You will need an Admin Theme. Despite its name, this should be implemented as a plugin.
Here is a basic plugin file:
<?php # -*- coding: utf-8 -*-
/**
* Plugin Name: T5 Admin Theme
*/
add_action( 'admin_init', 't5_admin_theme_init', 11 );
function t5_admin_theme_init()
{
$settings = new stdClass;
$settings->name="Clean";
$settings->url = plugins_url( 'clean.css', __FILE__ );
$settings->colors = array ( '#333', '#951', '#159', '#eee' );
$GLOBALS['_wp_admin_css_colors']['clean'] = $settings;
}
As you can see, you should populate the global variable $_wp_admin_css_colors
very early with an object. The three parameters are name
, colors
(both visible for the user in her profile page) and the URL to the stylesheet, the next file in your plugin’s directory.

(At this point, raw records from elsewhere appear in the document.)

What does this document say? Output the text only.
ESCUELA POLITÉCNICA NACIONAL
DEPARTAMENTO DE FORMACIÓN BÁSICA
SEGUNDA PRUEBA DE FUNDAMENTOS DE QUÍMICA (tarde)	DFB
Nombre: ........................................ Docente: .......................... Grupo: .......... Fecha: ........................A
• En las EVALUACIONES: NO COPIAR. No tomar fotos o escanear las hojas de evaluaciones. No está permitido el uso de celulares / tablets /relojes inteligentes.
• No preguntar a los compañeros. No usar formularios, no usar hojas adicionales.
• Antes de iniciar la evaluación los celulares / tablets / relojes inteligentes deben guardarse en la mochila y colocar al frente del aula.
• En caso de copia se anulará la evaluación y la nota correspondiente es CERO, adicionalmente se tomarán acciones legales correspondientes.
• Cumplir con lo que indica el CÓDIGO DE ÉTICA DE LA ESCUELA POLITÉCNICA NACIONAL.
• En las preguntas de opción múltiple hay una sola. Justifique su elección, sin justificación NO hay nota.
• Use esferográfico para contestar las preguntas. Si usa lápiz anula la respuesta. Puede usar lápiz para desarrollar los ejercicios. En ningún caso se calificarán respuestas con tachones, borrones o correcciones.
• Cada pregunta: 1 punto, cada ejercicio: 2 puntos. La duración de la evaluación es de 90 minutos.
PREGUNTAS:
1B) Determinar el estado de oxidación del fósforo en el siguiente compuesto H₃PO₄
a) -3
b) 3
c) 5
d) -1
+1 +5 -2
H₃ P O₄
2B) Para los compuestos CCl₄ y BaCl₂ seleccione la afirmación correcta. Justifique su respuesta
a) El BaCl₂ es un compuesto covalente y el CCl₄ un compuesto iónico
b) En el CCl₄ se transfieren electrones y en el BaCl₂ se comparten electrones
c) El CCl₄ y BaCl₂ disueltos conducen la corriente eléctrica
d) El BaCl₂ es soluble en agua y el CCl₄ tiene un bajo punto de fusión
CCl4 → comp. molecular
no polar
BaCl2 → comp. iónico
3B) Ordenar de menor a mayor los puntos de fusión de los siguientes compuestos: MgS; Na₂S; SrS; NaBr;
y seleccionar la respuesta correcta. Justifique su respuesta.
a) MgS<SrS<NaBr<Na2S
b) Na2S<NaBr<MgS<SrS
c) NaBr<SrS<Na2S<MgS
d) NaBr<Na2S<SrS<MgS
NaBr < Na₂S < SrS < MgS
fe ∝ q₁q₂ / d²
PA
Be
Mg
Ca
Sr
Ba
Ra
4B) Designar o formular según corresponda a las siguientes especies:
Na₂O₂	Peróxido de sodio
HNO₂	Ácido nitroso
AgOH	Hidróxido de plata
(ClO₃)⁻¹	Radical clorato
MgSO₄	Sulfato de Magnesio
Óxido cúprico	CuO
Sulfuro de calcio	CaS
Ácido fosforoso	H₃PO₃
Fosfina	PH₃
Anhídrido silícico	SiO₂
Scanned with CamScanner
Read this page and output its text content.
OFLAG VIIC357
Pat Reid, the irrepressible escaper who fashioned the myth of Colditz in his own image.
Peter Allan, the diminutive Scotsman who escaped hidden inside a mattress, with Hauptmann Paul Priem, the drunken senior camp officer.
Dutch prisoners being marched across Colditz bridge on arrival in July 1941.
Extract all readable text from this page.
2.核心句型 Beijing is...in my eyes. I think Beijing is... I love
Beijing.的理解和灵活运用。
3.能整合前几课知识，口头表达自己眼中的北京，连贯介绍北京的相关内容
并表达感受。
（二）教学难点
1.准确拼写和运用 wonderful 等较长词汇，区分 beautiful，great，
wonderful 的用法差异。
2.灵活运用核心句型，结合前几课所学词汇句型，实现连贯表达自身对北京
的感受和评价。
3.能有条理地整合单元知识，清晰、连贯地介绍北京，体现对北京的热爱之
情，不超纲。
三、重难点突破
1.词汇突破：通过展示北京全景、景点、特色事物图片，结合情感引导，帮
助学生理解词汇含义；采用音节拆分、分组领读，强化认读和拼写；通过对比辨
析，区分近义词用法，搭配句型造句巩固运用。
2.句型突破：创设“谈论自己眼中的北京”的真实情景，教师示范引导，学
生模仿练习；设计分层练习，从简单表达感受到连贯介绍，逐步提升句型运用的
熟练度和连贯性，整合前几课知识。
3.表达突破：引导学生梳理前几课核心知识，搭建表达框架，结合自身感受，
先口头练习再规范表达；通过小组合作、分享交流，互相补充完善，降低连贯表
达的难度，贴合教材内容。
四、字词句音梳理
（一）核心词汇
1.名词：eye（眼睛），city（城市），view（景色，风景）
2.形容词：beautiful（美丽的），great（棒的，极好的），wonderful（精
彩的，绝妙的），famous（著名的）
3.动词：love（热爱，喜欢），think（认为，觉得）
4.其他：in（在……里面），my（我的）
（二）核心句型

Once activated, you get a very … clean admin area.
The file clean.css
needs some content. Here you are free to add whatever you want. Be aware the basic admin styles are loaded too, so you will have to use !important
in unhealthy doses like in this example:
/* readable font sizes */
body,
p.help,
p.description,
span.description,
.form-wrap p,
input,
select,
option,
label
{
font-size: 15px !important;
}
Tung Do has published a useful checklist for admin theme developers recently. Read that and use your browser’s DOM inspector to find the matching selectors.
You can also enqueue additional scripts, change content with filters … but I recommend not to change too much, focus on styling.